中国の地方財政難が深刻化している中、公務員の給与カットのニュースが絶えず報道されている。しかし、今年の公務員試験採用規模は3万9600人、前年より2500人増え、約6.7%上昇している。
中国メディアは、今年から国家公務員試験の採用が連続6年間拡大されると報じた。
募集職位は主に税務、税関、鉄道警察、出入国管理などに集中している。そのうち税務部門は合計で2万4千人を採用する予定、中央銀行である中国人民銀行は3052人、税関は2307人を採用する予定。
エポックタイムズのコメンテーター王赫氏は、募集の動向は、中共(中国共産党)の政策方針を表していると指摘した。
「これらの部門は何ができるのか? お金を取り上げ、監査を強化することだ。
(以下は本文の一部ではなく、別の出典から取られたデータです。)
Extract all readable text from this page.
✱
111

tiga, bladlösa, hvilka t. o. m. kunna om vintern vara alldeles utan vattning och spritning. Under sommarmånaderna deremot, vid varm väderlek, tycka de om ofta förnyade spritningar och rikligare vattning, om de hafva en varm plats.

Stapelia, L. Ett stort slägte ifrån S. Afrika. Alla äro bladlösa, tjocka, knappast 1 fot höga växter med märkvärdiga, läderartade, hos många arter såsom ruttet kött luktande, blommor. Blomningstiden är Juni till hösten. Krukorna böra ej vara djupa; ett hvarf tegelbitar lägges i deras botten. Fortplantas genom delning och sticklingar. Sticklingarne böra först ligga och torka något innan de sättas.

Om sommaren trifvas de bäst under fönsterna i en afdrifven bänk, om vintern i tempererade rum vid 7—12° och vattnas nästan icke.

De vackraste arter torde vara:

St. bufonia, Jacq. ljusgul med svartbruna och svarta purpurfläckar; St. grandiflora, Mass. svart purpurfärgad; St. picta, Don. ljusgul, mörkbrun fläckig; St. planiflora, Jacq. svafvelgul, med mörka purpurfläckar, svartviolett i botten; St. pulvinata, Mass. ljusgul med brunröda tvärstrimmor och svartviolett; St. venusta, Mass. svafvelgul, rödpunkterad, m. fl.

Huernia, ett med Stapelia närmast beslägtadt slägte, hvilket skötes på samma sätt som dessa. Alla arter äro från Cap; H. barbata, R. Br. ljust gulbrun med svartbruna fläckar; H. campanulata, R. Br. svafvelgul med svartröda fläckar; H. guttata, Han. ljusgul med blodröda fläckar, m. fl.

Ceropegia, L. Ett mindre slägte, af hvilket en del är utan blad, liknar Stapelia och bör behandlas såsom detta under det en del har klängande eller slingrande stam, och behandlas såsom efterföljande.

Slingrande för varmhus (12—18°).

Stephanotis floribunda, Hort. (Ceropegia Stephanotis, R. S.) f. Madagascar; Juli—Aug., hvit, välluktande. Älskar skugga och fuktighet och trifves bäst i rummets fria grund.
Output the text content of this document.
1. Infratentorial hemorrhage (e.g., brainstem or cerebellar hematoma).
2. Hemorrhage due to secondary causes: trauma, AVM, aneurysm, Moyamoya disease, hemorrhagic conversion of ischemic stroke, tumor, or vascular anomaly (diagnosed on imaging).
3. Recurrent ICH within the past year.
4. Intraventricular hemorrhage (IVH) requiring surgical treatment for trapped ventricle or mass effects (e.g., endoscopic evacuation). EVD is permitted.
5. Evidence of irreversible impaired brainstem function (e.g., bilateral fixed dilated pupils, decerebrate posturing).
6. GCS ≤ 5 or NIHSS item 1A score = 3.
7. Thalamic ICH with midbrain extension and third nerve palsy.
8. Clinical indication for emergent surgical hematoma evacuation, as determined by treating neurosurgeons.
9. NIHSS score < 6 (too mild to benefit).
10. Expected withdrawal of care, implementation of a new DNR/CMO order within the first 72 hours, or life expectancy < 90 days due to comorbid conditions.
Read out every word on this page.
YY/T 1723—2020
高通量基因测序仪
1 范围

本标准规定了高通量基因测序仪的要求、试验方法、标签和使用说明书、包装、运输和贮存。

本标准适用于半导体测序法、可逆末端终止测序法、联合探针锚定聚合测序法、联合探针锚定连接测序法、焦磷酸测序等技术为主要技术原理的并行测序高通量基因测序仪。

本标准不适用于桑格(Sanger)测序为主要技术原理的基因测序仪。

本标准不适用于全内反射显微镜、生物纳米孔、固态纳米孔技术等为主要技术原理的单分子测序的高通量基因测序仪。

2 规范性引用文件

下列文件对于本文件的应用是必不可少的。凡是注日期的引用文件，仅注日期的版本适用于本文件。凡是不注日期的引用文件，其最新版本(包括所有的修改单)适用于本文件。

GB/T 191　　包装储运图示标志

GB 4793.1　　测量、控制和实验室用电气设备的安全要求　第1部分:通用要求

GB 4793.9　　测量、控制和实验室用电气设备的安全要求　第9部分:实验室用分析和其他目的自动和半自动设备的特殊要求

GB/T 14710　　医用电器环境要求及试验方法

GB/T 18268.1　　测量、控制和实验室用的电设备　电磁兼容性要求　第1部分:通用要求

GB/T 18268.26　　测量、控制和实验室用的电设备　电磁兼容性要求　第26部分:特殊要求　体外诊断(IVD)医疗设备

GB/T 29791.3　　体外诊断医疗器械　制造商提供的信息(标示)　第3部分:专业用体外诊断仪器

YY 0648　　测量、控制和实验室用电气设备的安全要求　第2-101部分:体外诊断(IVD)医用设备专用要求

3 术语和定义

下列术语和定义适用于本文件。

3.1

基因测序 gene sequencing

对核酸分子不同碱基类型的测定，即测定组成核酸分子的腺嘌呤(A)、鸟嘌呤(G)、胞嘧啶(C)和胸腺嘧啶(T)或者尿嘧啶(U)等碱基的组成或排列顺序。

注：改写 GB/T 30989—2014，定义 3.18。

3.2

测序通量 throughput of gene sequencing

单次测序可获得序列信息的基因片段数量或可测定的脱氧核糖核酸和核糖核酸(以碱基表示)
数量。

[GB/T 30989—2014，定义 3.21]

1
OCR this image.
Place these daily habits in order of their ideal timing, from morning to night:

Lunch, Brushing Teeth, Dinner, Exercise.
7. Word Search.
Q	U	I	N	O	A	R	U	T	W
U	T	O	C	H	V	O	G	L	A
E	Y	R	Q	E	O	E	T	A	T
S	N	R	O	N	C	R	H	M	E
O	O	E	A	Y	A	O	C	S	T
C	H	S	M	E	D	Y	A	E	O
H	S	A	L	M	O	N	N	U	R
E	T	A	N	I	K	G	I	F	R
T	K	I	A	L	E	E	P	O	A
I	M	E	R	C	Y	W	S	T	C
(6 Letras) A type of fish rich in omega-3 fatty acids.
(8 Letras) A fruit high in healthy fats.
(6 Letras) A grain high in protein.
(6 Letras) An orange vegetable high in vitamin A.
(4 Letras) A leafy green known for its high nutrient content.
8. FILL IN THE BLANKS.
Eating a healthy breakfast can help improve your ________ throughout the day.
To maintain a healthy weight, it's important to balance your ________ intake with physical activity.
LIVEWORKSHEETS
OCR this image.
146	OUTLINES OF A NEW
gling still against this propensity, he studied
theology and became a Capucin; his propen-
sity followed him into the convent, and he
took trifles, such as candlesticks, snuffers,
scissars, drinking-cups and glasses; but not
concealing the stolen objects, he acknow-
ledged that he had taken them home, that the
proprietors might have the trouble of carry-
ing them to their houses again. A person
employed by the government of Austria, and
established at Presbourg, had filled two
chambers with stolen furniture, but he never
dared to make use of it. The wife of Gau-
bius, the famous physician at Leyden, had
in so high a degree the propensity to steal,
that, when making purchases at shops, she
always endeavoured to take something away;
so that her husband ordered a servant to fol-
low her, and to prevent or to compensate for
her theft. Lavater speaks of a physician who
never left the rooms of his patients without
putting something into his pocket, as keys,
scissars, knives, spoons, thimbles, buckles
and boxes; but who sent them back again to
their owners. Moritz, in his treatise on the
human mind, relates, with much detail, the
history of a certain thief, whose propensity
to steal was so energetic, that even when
これらの職種で採用を拡大して、税金を徴収するための人員を増やすことで、公務員の職位や人数を増やすよりも大きな利益を得ることができる。これは、中共が経済をより厳しくコントロールし、政府がより多くの資金を取り上げることを意味している」と王赫氏は述べた。
一方で、就職の機会が少ないため、今年の公務員の出願者数は過去最高を記録し、291万4千人に達した。人気最高の職位は競争率3572倍。
王赫氏は「福利厚生が充実していて、賃金が安定している」から、公務員の給与がカットされても、みんな公務員試験に応募すると考えている。
また「中国全体の経済環境は、非常に悪化していることを浮き彫りにしている」と語った。
国家公務員試験の拡大採用が進む一方、南京市、天津市、山東省、江蘇省、浙江省、広省省、福建省などの地域では、地方財政難で公務員の給与カットや給与未払いなどが報じられている。
いくつかの地域では以前支給されたボーナスの返還を求められたという。さらに、天津市政府は寺院に資金を借りるという事態にまで至っている。
米資産運用会社ゴールドマン・サックスは、中国の地方政府債務が94兆元(約1922兆円)にも達していると推定している。多くの省の地方政府は存続のために借金に頼っている。
中国金融智庫の鞏勝利研究員によると、中国は、政府と党の二本柱で並行し運営している。 市場経済の国では、与党組織は国家の運営コストとしてカウントされていない。 このような状況では、中共の役人の給与を払い、地方政府を運営し続けることは難題だ。